It has been a DREARY week. Rainy. Damp. Windy. Cloudy. Depressing! It's affecting me. I don't want to do anything. My house is a mess. Not that I'm not doing any chores. It's just I do them and then three little people (who shall remain unnamed) come running through and undo in 5 seconds what it took me all day to do! Have you been there? Why am I doing it? What's the point? Why should I pick up the living room AGAIN when it's going to be messy as soon as I turn around?........Because I'm not doing it for them, or me, or I shouldn't be. I am doing it for the Lord. I need to clean my house, and do my laundry, and cook my meals with all of my heart as if the Lord Himself asked me to do these things.
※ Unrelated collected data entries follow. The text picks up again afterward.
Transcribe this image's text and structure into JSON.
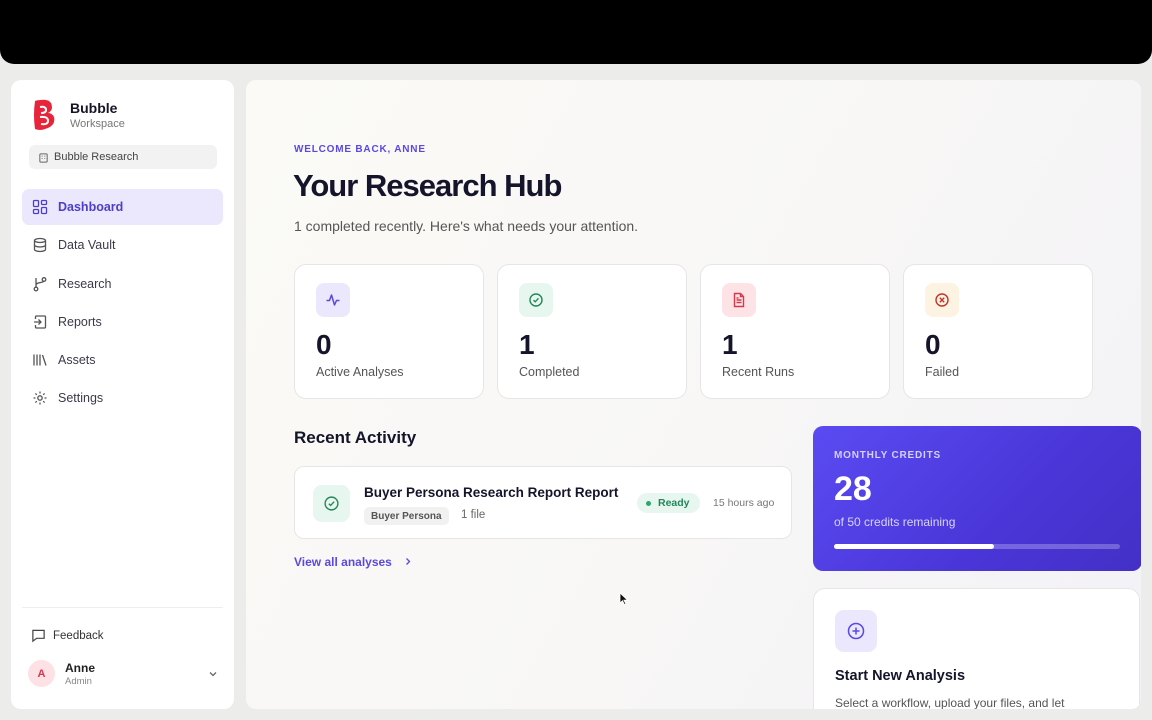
{
  "sidebar": {
    "brand_name": "Bubble",
    "brand_sub": "Workspace",
    "workspace": "Bubble Research",
    "items": [
      {
        "label": "Dashboard",
        "icon": "dashboard-icon",
        "active": true
      },
      {
        "label": "Data Vault",
        "icon": "database-icon"
      },
      {
        "label": "Research",
        "icon": "branch-icon"
      },
      {
        "label": "Reports",
        "icon": "reports-icon"
      },
      {
        "label": "Assets",
        "icon": "library-icon"
      },
      {
        "label": "Settings",
        "icon": "gear-icon"
      }
    ],
    "feedback": "Feedback",
    "user": {
      "initial": "A",
      "name": "Anne",
      "role": "Admin"
    }
  },
  "main": {
    "welcome": "WELCOME BACK, ANNE",
    "title": "Your Research Hub",
    "subtitle": "1 completed recently. Here's what needs your attention.",
    "stats": [
      {
        "value": "0",
        "label": "Active Analyses",
        "icon": "activity-icon",
        "bg": "#ebe7fd",
        "color": "#5a49e0"
      },
      {
        "value": "1",
        "label": "Completed",
        "icon": "check-circle-icon",
        "bg": "#e7f6ee",
        "color": "#23875a"
      },
      {
        "value": "1",
        "label": "Recent Runs",
        "icon": "document-icon",
        "bg": "#fde3e6",
        "color": "#d23a4f"
      },
      {
        "value": "0",
        "label": "Failed",
        "icon": "x-circle-icon",
        "bg": "#fdf3e2",
        "color": "#c0342c"
      }
    ],
    "recent_activity_title": "Recent Activity",
    "activity": {
      "title": "Buyer Persona Research Report Report",
      "tag": "Buyer Persona",
      "files": "1 file",
      "status": "Ready",
      "time": "15 hours ago"
    },
    "view_all": "View all analyses",
    "credits": {
      "label": "MONTHLY CREDITS",
      "value": "28",
      "sub": "of 50 credits remaining",
      "fraction_remaining": 0.56
    },
    "start": {
      "title": "Start New Analysis",
      "desc": "Select a workflow, upload your files, and let"
    }
  }
}
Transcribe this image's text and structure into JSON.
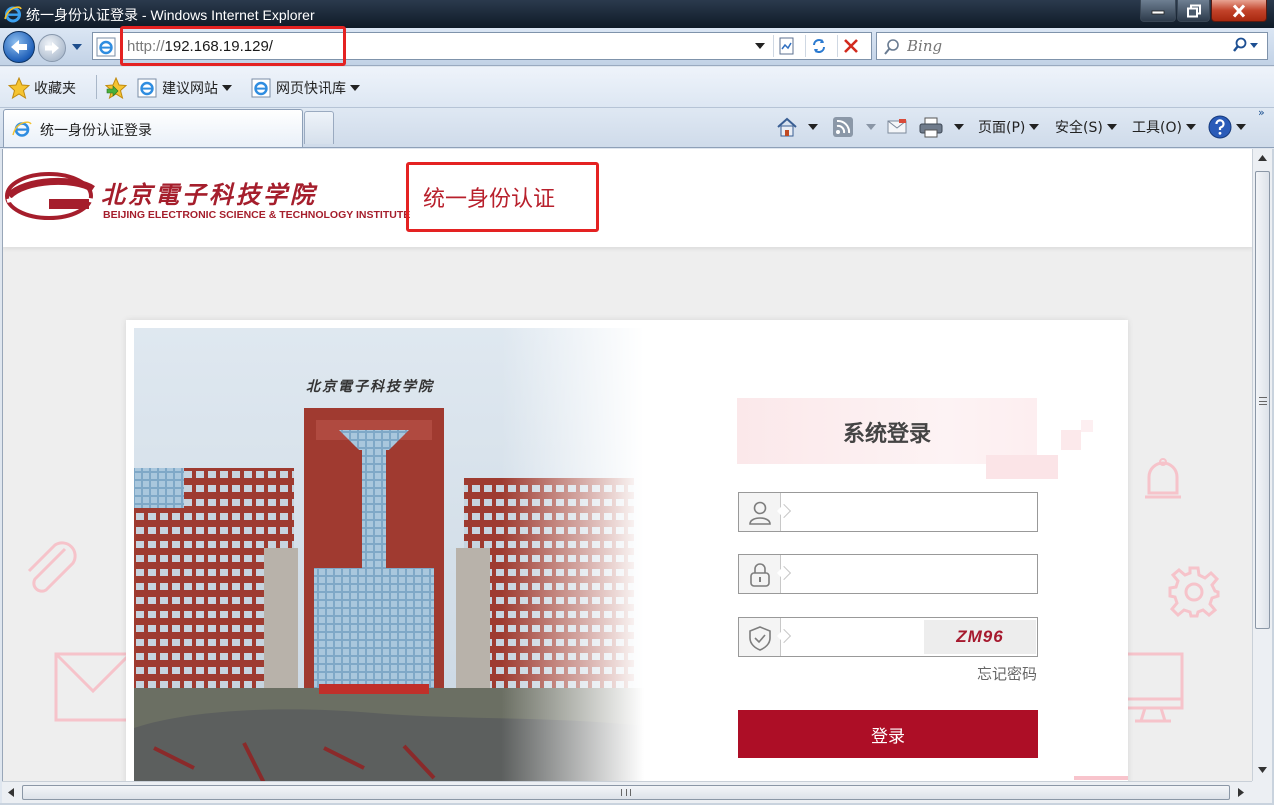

I like the New Living Translation of this verse. It says, "Work willingly at whatever you do, as though you were working for the Lord rather than for people." If we are doing our work in hopes that our children will take notice and rise up and call us blessed:).....we will be let down every time. The Lord sees our heart and knows the motive behind our actions.
Lord, I'm sorry I've had the wrong attitude towards my everyday tasks. Please help me to do my best for You every time and be grateful for the many "blessings" You have given to me to be in charge of.
1 comment:
Thanks for posting that. It's been a rough 4-6 weeks for me. It really opened up my eyes and made me stop and think. So I thank you!